I'm using the stuff on two recent Melano cultures, which they recommend it for. I'll post my results in a week or two...


----------



## JasonE (Feb 7, 2011)

Dendrobati said:


> When I make the NE Herp mix, I do add about 5 granules of yeast and a dash of vinegar and have never had any cultures mold. I do not do this with superfly and I do get crashes with the superfly and mold from time to time.
> I have a variety three flys that I culture. I do flightless hydei, wingless melanogaster and a golden wingless melanogaster.
> 
> Brad


I don't use any vinegar with the NE mix and I have yet to have a problem with mold. NE's media really is the best out there.


----------



## MeiKVR6 (Sep 16, 2008)

pa.walt said:


> i did follow the instructions. when i mixed the stuff the first one culture went hard. the second time it went stinky and watery. i have not put vinegar in it because i was unsure how much to put in. maybe the water wasn't hot enough but it is hot. i don't want it make it boiling because when i am in the kitchen my cats always follow me and are underfoot. also at times i am clumsy. after about 2-3 days they would be like this. there were no flys. i will try again soon but i needed flys so i chose not to play around with the stuff i had. like i said both ne and joshs have given me problems. also i have noticed when i did make it it had sort of a skin. maybe i put too much yaest for this type of medium.
> if i had a camera i would of taken pics to show everyone.


Walt, I would like to try and figure out why you are having the issue via email, as your issue doesn't need to be publicly posted for us to help you. I'm sure we can figure it out. If the instructions are followed (which strongly suggest using vinegar and a light sprinkle of active yeast) and you are still having an issue, the only other possibility is the sample could have been under-mixed. (For which we'd be happy to send you a 2'nd sample free) One way or another, we'll do our best to make it right. [email protected] 

Because our media's reputation is on the table, I want to make sure people realize this is an isolated issue and not the norm.

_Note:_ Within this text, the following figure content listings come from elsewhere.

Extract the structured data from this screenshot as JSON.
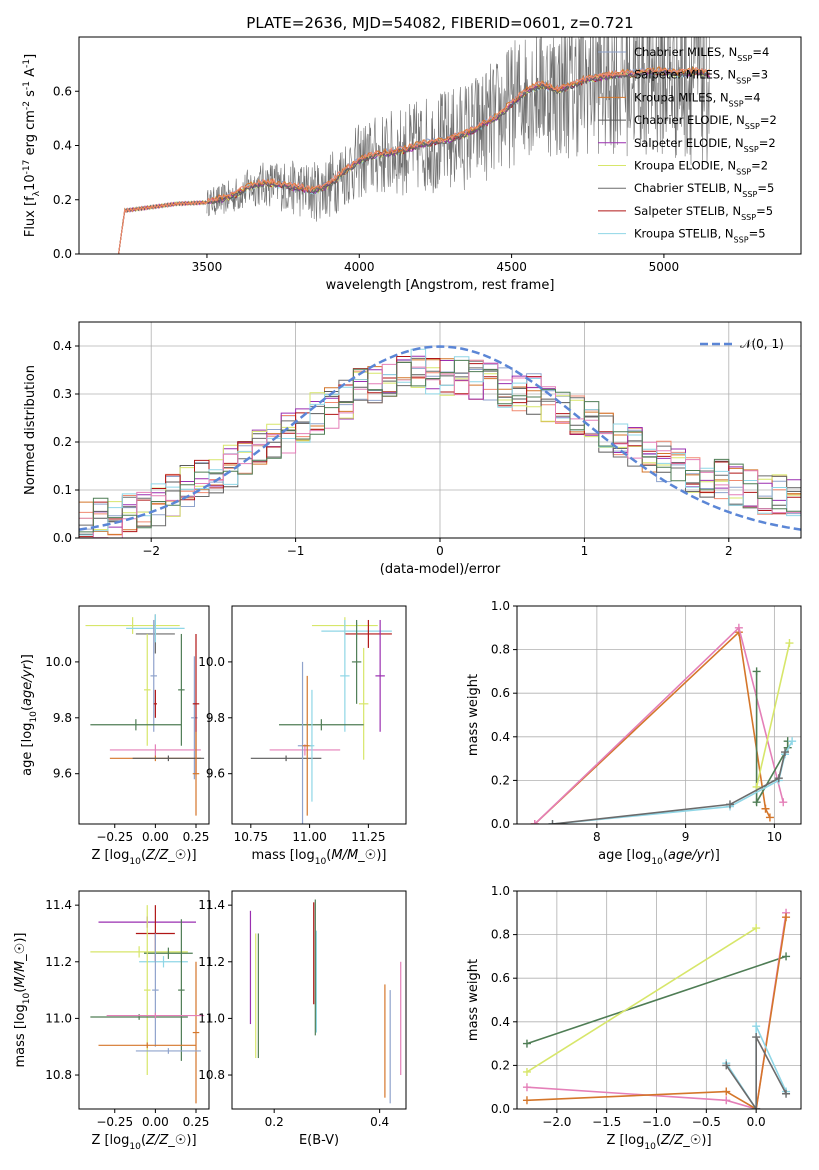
{
  "title": "PLATE=2636, MJD=54082, FIBERID=0601, z=0.721",
  "colors": {
    "Chabrier MILES": "#8fa3cc",
    "Salpeter MILES": "#f08a70",
    "Kroupa MILES": "#d4762a",
    "Chabrier ELODIE": "#5a5a5a",
    "Salpeter ELODIE": "#9a2fb0",
    "Kroupa ELODIE": "#d7e66a",
    "Chabrier STELIB": "#6b6b6b",
    "Salpeter STELIB": "#b01616",
    "Kroupa STELIB": "#8fd6e6",
    "pink": "#e47fb8",
    "green": "#4f7d55",
    "gaussian": "#5b86d6",
    "data": "#6e6e6e"
  },
  "chart_data": [
    {
      "type": "line",
      "xlabel": "wavelength [Angstrom, rest frame]",
      "ylabel": "Flux [f$_\\lambda$10$^{-17}$ erg cm$^{-2}$ s$^{-1}$ A$^{-1}$]",
      "xlim": [
        3080,
        5450
      ],
      "ylim": [
        0,
        0.8
      ],
      "xticks": [
        3500,
        4000,
        4500,
        5000
      ],
      "yticks": [
        0.0,
        0.2,
        0.4,
        0.6
      ],
      "legend": "right",
      "series": [
        {
          "name": "Chabrier MILES, N$_{SSP}$=4"
        },
        {
          "name": "Salpeter MILES, N$_{SSP}$=3"
        },
        {
          "name": "Kroupa MILES, N$_{SSP}$=4"
        },
        {
          "name": "Chabrier ELODIE, N$_{SSP}$=2"
        },
        {
          "name": "Salpeter ELODIE, N$_{SSP}$=2"
        },
        {
          "name": "Kroupa ELODIE, N$_{SSP}$=2"
        },
        {
          "name": "Chabrier STELIB, N$_{SSP}$=5"
        },
        {
          "name": "Salpeter STELIB, N$_{SSP}$=5"
        },
        {
          "name": "Kroupa STELIB, N$_{SSP}$=5"
        }
      ],
      "model_continuum": {
        "x": [
          3210,
          3230,
          3300,
          3400,
          3500,
          3550,
          3600,
          3650,
          3700,
          3750,
          3800,
          3850,
          3900,
          3950,
          4000,
          4050,
          4100,
          4150,
          4200,
          4250,
          4300,
          4350,
          4400,
          4450,
          4500,
          4550,
          4600,
          4650,
          4700,
          4750,
          4800,
          4850,
          4900,
          4950,
          5000,
          5050,
          5100,
          5150
        ],
        "y": [
          0.0,
          0.16,
          0.17,
          0.185,
          0.19,
          0.2,
          0.22,
          0.25,
          0.26,
          0.25,
          0.24,
          0.23,
          0.25,
          0.3,
          0.34,
          0.36,
          0.37,
          0.38,
          0.4,
          0.41,
          0.42,
          0.44,
          0.47,
          0.5,
          0.55,
          0.6,
          0.62,
          0.6,
          0.62,
          0.64,
          0.65,
          0.66,
          0.66,
          0.67,
          0.67,
          0.66,
          0.67,
          0.66
        ]
      },
      "data_range": [
        3500,
        5150
      ]
    },
    {
      "type": "histogram",
      "xlabel": "(data-model)/error",
      "ylabel": "Normed distribution",
      "xlim": [
        -2.5,
        2.5
      ],
      "ylim": [
        0,
        0.45
      ],
      "xticks": [
        -2,
        -1,
        0,
        1,
        2
      ],
      "yticks": [
        0.0,
        0.1,
        0.2,
        0.3,
        0.4
      ],
      "grid": true,
      "legend": "top-right",
      "gaussian_label": "$\\mathcal{N}(0,1)$",
      "bins": [
        -2.5,
        -2.4,
        -2.3,
        -2.2,
        -2.1,
        -2.0,
        -1.9,
        -1.8,
        -1.7,
        -1.6,
        -1.5,
        -1.4,
        -1.3,
        -1.2,
        -1.1,
        -1.0,
        -0.9,
        -0.8,
        -0.7,
        -0.6,
        -0.5,
        -0.4,
        -0.3,
        -0.2,
        -0.1,
        0.0,
        0.1,
        0.2,
        0.3,
        0.4,
        0.5,
        0.6,
        0.7,
        0.8,
        0.9,
        1.0,
        1.1,
        1.2,
        1.3,
        1.4,
        1.5,
        1.6,
        1.7,
        1.8,
        1.9,
        2.0,
        2.1,
        2.2,
        2.3,
        2.4,
        2.5
      ],
      "hist_base": [
        0.03,
        0.04,
        0.04,
        0.05,
        0.06,
        0.07,
        0.09,
        0.11,
        0.12,
        0.13,
        0.15,
        0.17,
        0.19,
        0.2,
        0.22,
        0.24,
        0.26,
        0.27,
        0.29,
        0.31,
        0.32,
        0.33,
        0.34,
        0.35,
        0.34,
        0.33,
        0.34,
        0.33,
        0.32,
        0.31,
        0.3,
        0.3,
        0.28,
        0.27,
        0.26,
        0.24,
        0.22,
        0.21,
        0.19,
        0.18,
        0.16,
        0.15,
        0.14,
        0.13,
        0.12,
        0.11,
        0.1,
        0.09,
        0.09,
        0.08
      ]
    },
    {
      "type": "scatter",
      "xlabel": "Z [log$_{10}$($Z/Z_\\odot$)]",
      "ylabel": "age  [log$_{10}$($age/yr$)]",
      "xlim": [
        -0.47,
        0.33
      ],
      "ylim": [
        9.42,
        10.2
      ],
      "xticks": [
        -0.25,
        0.0,
        0.25
      ],
      "yticks": [
        9.6,
        9.8,
        10.0
      ],
      "points": [
        {
          "x": -0.14,
          "y": 10.13,
          "xerr": 0.29,
          "yerr": 0.03,
          "c": "Kroupa ELODIE"
        },
        {
          "x": 0.0,
          "y": 10.1,
          "xerr": 0.12,
          "yerr": 0.07,
          "c": "Chabrier STELIB"
        },
        {
          "x": 0.0,
          "y": 10.12,
          "xerr": 0.18,
          "yerr": 0.05,
          "c": "Kroupa STELIB"
        },
        {
          "x": -0.01,
          "y": 9.95,
          "xerr": 0.02,
          "yerr": 0.2,
          "c": "Chabrier MILES"
        },
        {
          "x": -0.05,
          "y": 9.9,
          "xerr": 0.02,
          "yerr": 0.2,
          "c": "Kroupa ELODIE"
        },
        {
          "x": 0.0,
          "y": 9.85,
          "xerr": 0.01,
          "yerr": 0.05,
          "c": "Salpeter STELIB"
        },
        {
          "x": 0.16,
          "y": 9.9,
          "xerr": 0.02,
          "yerr": 0.2,
          "c": "green"
        },
        {
          "x": 0.24,
          "y": 9.8,
          "xerr": 0.02,
          "yerr": 0.22,
          "c": "Chabrier MILES"
        },
        {
          "x": 0.25,
          "y": 9.85,
          "xerr": 0.02,
          "yerr": 0.25,
          "c": "Salpeter STELIB"
        },
        {
          "x": -0.12,
          "y": 9.775,
          "xerr": 0.28,
          "yerr": 0.02,
          "c": "green"
        },
        {
          "x": 0.0,
          "y": 9.685,
          "xerr": 0.28,
          "yerr": 0.02,
          "c": "pink"
        },
        {
          "x": 0.0,
          "y": 9.655,
          "xerr": 0.28,
          "yerr": 0.01,
          "c": "Kroupa MILES"
        },
        {
          "x": 0.08,
          "y": 9.655,
          "xerr": 0.22,
          "yerr": 0.01,
          "c": "Chabrier ELODIE"
        },
        {
          "x": 0.25,
          "y": 9.6,
          "xerr": 0.02,
          "yerr": 0.15,
          "c": "Kroupa MILES"
        }
      ]
    },
    {
      "type": "scatter",
      "xlabel": "mass [log$_{10}$($M/M_\\odot$)]",
      "ylabel": "",
      "xlim": [
        10.67,
        11.41
      ],
      "ylim": [
        9.42,
        10.2
      ],
      "xticks": [
        10.75,
        11.0,
        11.25
      ],
      "yticks": [
        9.6,
        9.8,
        10.0
      ],
      "points": [
        {
          "x": 11.15,
          "y": 10.13,
          "xerr": 0.14,
          "yerr": 0.03,
          "c": "Kroupa ELODIE"
        },
        {
          "x": 11.2,
          "y": 10.11,
          "xerr": 0.15,
          "yerr": 0.03,
          "c": "Kroupa STELIB"
        },
        {
          "x": 11.25,
          "y": 10.1,
          "xerr": 0.1,
          "yerr": 0.05,
          "c": "Salpeter STELIB"
        },
        {
          "x": 11.2,
          "y": 10.0,
          "xerr": 0.02,
          "yerr": 0.15,
          "c": "green"
        },
        {
          "x": 11.3,
          "y": 9.95,
          "xerr": 0.02,
          "yerr": 0.2,
          "c": "Salpeter ELODIE"
        },
        {
          "x": 11.23,
          "y": 9.85,
          "xerr": 0.02,
          "yerr": 0.2,
          "c": "Kroupa ELODIE"
        },
        {
          "x": 11.15,
          "y": 9.95,
          "xerr": 0.02,
          "yerr": 0.2,
          "c": "Kroupa STELIB"
        },
        {
          "x": 11.05,
          "y": 9.775,
          "xerr": 0.18,
          "yerr": 0.02,
          "c": "green"
        },
        {
          "x": 10.98,
          "y": 9.685,
          "xerr": 0.15,
          "yerr": 0.02,
          "c": "pink"
        },
        {
          "x": 10.9,
          "y": 9.655,
          "xerr": 0.15,
          "yerr": 0.01,
          "c": "Chabrier ELODIE"
        },
        {
          "x": 10.97,
          "y": 9.7,
          "xerr": 0.02,
          "yerr": 0.3,
          "c": "Chabrier MILES"
        },
        {
          "x": 10.99,
          "y": 9.7,
          "xerr": 0.02,
          "yerr": 0.25,
          "c": "Kroupa MILES"
        },
        {
          "x": 11.01,
          "y": 9.7,
          "xerr": 0.01,
          "yerr": 0.2,
          "c": "Kroupa STELIB"
        }
      ]
    },
    {
      "type": "line",
      "xlabel": "age  [log$_{10}$($age/yr$)]",
      "ylabel": "mass weight",
      "xlim": [
        7.1,
        10.3
      ],
      "ylim": [
        0,
        1.0
      ],
      "xticks": [
        8,
        9,
        10
      ],
      "yticks": [
        0.0,
        0.2,
        0.4,
        0.6,
        0.8,
        1.0
      ],
      "grid": true,
      "series": [
        {
          "c": "Kroupa MILES",
          "x": [
            7.3,
            9.6,
            9.9,
            9.95
          ],
          "y": [
            0.0,
            0.88,
            0.07,
            0.03
          ]
        },
        {
          "c": "pink",
          "x": [
            7.3,
            9.6,
            10.1
          ],
          "y": [
            0.0,
            0.9,
            0.1
          ]
        },
        {
          "c": "green",
          "x": [
            9.8,
            9.8,
            10.15,
            10.15
          ],
          "y": [
            0.7,
            0.1,
            0.35,
            0.38
          ]
        },
        {
          "c": "Kroupa ELODIE",
          "x": [
            9.8,
            10.17
          ],
          "y": [
            0.17,
            0.83
          ]
        },
        {
          "c": "Kroupa STELIB",
          "x": [
            7.5,
            9.5,
            10.05,
            10.12,
            10.2
          ],
          "y": [
            0.0,
            0.08,
            0.2,
            0.32,
            0.38
          ]
        },
        {
          "c": "Chabrier STELIB",
          "x": [
            7.5,
            9.5,
            10.05,
            10.12
          ],
          "y": [
            0.0,
            0.09,
            0.21,
            0.33
          ]
        }
      ]
    },
    {
      "type": "scatter",
      "xlabel": "Z [log$_{10}$($Z/Z_\\odot$)]",
      "ylabel": "mass [log$_{10}$($M/M_\\odot$)]",
      "xlim": [
        -0.47,
        0.33
      ],
      "ylim": [
        10.68,
        11.45
      ],
      "xticks": [
        -0.25,
        0.0,
        0.25
      ],
      "yticks": [
        10.8,
        11.0,
        11.2,
        11.4
      ],
      "points": [
        {
          "x": -0.05,
          "y": 11.34,
          "xerr": 0.3,
          "yerr": 0.02,
          "c": "Salpeter ELODIE"
        },
        {
          "x": 0.0,
          "y": 11.3,
          "xerr": 0.12,
          "yerr": 0.1,
          "c": "Salpeter STELIB"
        },
        {
          "x": -0.1,
          "y": 11.235,
          "xerr": 0.3,
          "yerr": 0.02,
          "c": "Kroupa ELODIE"
        },
        {
          "x": 0.08,
          "y": 11.23,
          "xerr": 0.15,
          "yerr": 0.02,
          "c": "green"
        },
        {
          "x": 0.05,
          "y": 11.2,
          "xerr": 0.15,
          "yerr": 0.02,
          "c": "Kroupa STELIB"
        },
        {
          "x": -0.05,
          "y": 11.1,
          "xerr": 0.02,
          "yerr": 0.3,
          "c": "Kroupa ELODIE"
        },
        {
          "x": 0.0,
          "y": 11.1,
          "xerr": 0.02,
          "yerr": 0.2,
          "c": "Chabrier MILES"
        },
        {
          "x": 0.16,
          "y": 11.1,
          "xerr": 0.02,
          "yerr": 0.25,
          "c": "green"
        },
        {
          "x": 0.25,
          "y": 10.95,
          "xerr": 0.02,
          "yerr": 0.25,
          "c": "Kroupa MILES"
        },
        {
          "x": -0.1,
          "y": 11.005,
          "xerr": 0.3,
          "yerr": 0.01,
          "c": "green"
        },
        {
          "x": 0.0,
          "y": 11.01,
          "xerr": 0.3,
          "yerr": 0.01,
          "c": "pink"
        },
        {
          "x": -0.05,
          "y": 10.905,
          "xerr": 0.3,
          "yerr": 0.01,
          "c": "Kroupa MILES"
        },
        {
          "x": 0.08,
          "y": 10.885,
          "xerr": 0.2,
          "yerr": 0.01,
          "c": "Chabrier MILES"
        }
      ]
    },
    {
      "type": "scatter",
      "xlabel": "E(B-V)",
      "ylabel": "",
      "xlim": [
        0.12,
        0.45
      ],
      "ylim": [
        10.68,
        11.45
      ],
      "xticks": [
        0.2,
        0.4
      ],
      "yticks": [
        10.8,
        11.0,
        11.2,
        11.4
      ],
      "points": [
        {
          "x": 0.155,
          "y": 11.18,
          "xerr": 0,
          "yerr": 0.2,
          "c": "Salpeter ELODIE"
        },
        {
          "x": 0.165,
          "y": 11.08,
          "xerr": 0,
          "yerr": 0.22,
          "c": "Kroupa ELODIE"
        },
        {
          "x": 0.17,
          "y": 11.08,
          "xerr": 0,
          "yerr": 0.22,
          "c": "green"
        },
        {
          "x": 0.275,
          "y": 11.23,
          "xerr": 0,
          "yerr": 0.18,
          "c": "Salpeter STELIB"
        },
        {
          "x": 0.28,
          "y": 11.13,
          "xerr": 0,
          "yerr": 0.18,
          "c": "Kroupa STELIB"
        },
        {
          "x": 0.278,
          "y": 11.18,
          "xerr": 0,
          "yerr": 0.24,
          "c": "green"
        },
        {
          "x": 0.41,
          "y": 10.92,
          "xerr": 0,
          "yerr": 0.2,
          "c": "Kroupa MILES"
        },
        {
          "x": 0.42,
          "y": 10.9,
          "xerr": 0,
          "yerr": 0.2,
          "c": "Chabrier MILES"
        },
        {
          "x": 0.44,
          "y": 11.0,
          "xerr": 0,
          "yerr": 0.2,
          "c": "pink"
        }
      ]
    },
    {
      "type": "line",
      "xlabel": "Z [log$_{10}$($Z/Z_\\odot$)]",
      "ylabel": "mass weight",
      "xlim": [
        -2.4,
        0.45
      ],
      "ylim": [
        0,
        1.0
      ],
      "xticks": [
        -2.0,
        -1.5,
        -1.0,
        -0.5,
        0.0
      ],
      "yticks": [
        0.0,
        0.2,
        0.4,
        0.6,
        0.8,
        1.0
      ],
      "grid": true,
      "series": [
        {
          "c": "green",
          "x": [
            -2.3,
            0.3
          ],
          "y": [
            0.3,
            0.7
          ]
        },
        {
          "c": "Kroupa ELODIE",
          "x": [
            -2.3,
            0.0
          ],
          "y": [
            0.17,
            0.83
          ]
        },
        {
          "c": "pink",
          "x": [
            -2.3,
            -0.3,
            0.0,
            0.3
          ],
          "y": [
            0.1,
            0.04,
            0.0,
            0.9
          ]
        },
        {
          "c": "Kroupa MILES",
          "x": [
            -2.3,
            -0.3,
            0.0,
            0.3
          ],
          "y": [
            0.04,
            0.08,
            0.0,
            0.88
          ]
        },
        {
          "c": "Kroupa STELIB",
          "x": [
            -0.3,
            0.0,
            0.0,
            0.3
          ],
          "y": [
            0.21,
            0.0,
            0.38,
            0.08
          ]
        },
        {
          "c": "Chabrier STELIB",
          "x": [
            -0.3,
            0.0,
            0.0,
            0.3
          ],
          "y": [
            0.2,
            0.0,
            0.33,
            0.07
          ]
        }
      ]
    }
  ]
}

People might get the wrong idea if they don't notice that the only reported problem is from one single person's issue _with 1/2lb total of media_. (Not trying to minimize the issue, just trying to clarify.)


----------



## kingfisherfleshy (Mar 17, 2012)

Eager to try it...once Im ready to start cultures. 

I have some waiting in the fridge.


----------



## pa.walt (Feb 16, 2004)

i have made another mix the other day but didn't take notes on how i did it. but it did produce alot of flys. like i said just will keep on trying and try to figure out what i am doing.
walt


----------



## mydumname (Dec 24, 2004)

pa.walt said:


> i have made another mix the other day but didn't take notes on how i did it. but it did produce alot of flys. like i said just will keep on trying and try to figure out what i am doing.
> walt


Right here you said you made it the other day....above you said after 2-3 days there were no flies.....what mix have you experienced production from within 2-3 days? 

Not nitpicking here but you were the only one to complain and seeing the 2-3 days made me wonder.


----------



## Bcs TX (Sep 13, 2008)

I bought some ffy's from Mike not too long ago with his media and was very impressed the ffy's were booming and lasted a long time.


----------



## BethInAK (Jul 12, 2011)

I made my first cultures with ne herps media and I have an enormous number of pupae on the walls of the cup, darkening - flies starting to emerge! I am going to have to throw out lots of good flies or find someone to give some to. I am very pleased with the ease of use, the production and the lack of reeky smell.


----------